Opération de la myopie : remboursement par la mutuelle santé
La chirurgie réfractive permet aux personnes myopes, hypermétropes ou astigmates de se libérer durablement de leurs lunettes ou lentilles. Pratiquée au laser dans la quasi-totalité des cas, elle reste considérée comme une intervention de confort par l'Assurance Maladie : aucun remboursement n'est versé par la Sécurité sociale, et la facture peut grimper de 1 000 € à 3 000 € par œil. Heureusement, de nombreuses complémentaires santé proposent un forfait dédié à la chirurgie réfractive. Ce guide détaille les techniques, les coûts moyens et les niveaux de prise en charge à examiner avant d'opérer un choix de mutuelle.

Comprendre la chirurgie réfractive de la myopie
La myopie est un trouble visuel qui rend la vision de loin floue : l'image se forme en avant de la rétine au lieu de se projeter dessus. Selon l'Inserm, près d'un Français sur trois est concerné, et la prévalence augmente avec l'usage prolongé des écrans. La chirurgie réfractive vise à corriger ce défaut de manière permanente, en remodelant la cornée pour rétablir une convergence correcte des rayons lumineux.

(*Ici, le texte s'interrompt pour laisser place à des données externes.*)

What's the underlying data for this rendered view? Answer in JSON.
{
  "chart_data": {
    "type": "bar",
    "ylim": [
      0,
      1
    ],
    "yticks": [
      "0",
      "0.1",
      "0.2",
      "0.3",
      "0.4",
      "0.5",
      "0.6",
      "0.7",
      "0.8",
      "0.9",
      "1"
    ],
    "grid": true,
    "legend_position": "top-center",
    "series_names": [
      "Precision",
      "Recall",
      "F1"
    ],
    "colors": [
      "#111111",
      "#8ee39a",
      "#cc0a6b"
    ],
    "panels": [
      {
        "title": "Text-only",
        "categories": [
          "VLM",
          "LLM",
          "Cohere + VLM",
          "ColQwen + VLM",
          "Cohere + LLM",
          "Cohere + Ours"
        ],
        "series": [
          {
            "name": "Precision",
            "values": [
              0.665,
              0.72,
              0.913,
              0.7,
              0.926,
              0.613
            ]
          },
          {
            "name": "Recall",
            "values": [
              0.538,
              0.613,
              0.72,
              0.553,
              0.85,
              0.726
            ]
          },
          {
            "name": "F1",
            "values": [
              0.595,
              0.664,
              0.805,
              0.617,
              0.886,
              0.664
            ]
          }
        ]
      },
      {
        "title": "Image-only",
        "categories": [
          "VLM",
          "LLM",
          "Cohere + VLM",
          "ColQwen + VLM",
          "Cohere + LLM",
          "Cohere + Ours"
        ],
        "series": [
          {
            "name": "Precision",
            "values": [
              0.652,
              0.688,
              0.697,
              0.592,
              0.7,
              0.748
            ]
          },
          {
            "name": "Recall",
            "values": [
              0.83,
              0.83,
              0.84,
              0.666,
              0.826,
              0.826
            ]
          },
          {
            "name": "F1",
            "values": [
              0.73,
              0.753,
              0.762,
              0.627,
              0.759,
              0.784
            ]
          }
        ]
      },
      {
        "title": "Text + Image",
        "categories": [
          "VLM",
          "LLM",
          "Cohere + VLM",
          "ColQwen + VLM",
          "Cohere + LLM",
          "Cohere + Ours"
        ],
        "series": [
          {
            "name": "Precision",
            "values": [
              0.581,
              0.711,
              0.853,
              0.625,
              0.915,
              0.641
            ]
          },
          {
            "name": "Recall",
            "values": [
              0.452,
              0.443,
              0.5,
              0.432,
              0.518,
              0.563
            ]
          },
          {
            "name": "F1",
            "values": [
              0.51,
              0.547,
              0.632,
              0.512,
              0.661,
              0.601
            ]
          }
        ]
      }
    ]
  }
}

Plusieurs profils sont concernés :
- Patients adultes (à partir de 18 ans) dont la myopie est stabilisée depuis au moins deux ans.
- Personnes intolérantes au port de lentilles ou contraintes de les retirer pour leur activité professionnelle (pompiers, plongeurs, militaires, sportifs).
- Adultes recherchant un confort de vie durable et un abandon des équipements optiques au quotidien.
L'intervention est rapide (10 à 20 minutes par œil), réalisée en ambulatoire, sous anesthésie locale par collyre. Le bilan préopératoire (topographie cornéenne, pachymétrie, examen du fond d'œil) conditionne l'éligibilité et le choix de la technique.
Les principales techniques opératoires
Trois grandes familles de techniques se partagent aujourd'hui les blocs opératoires d'ophtalmologie. Le choix dépend de l'épaisseur de la cornée, du degré de myopie et des habitudes du chirurgien.
| Technique | Principe | Indications |
|---|---|---|
| LASIK | Découpe d'un capot cornéen, remodelage au laser excimer puis repositionnement | Myopie jusqu'à -10 dioptries, récupération en 24-48 h |
| PKR (photokératectomie) | Abrasion de l'épithélium puis sculpture cornéenne au laser excimer | Cornées fines, myopie modérée, récupération en 5 à 10 jours |
| SMILE | Extraction d'un lenticule cornéen via une mini-incision, sans capot | Myopie jusqu'à -10 dioptries, cornée préservée, retour rapide à l'activité |
Lorsque la cornée est trop fine ou la myopie trop forte, le chirurgien peut proposer l'implant phaque (lentille placée à l'intérieur de l'œil) plutôt qu'une intervention au laser. Les tarifs et les durées de récupération diffèrent alors sensiblement.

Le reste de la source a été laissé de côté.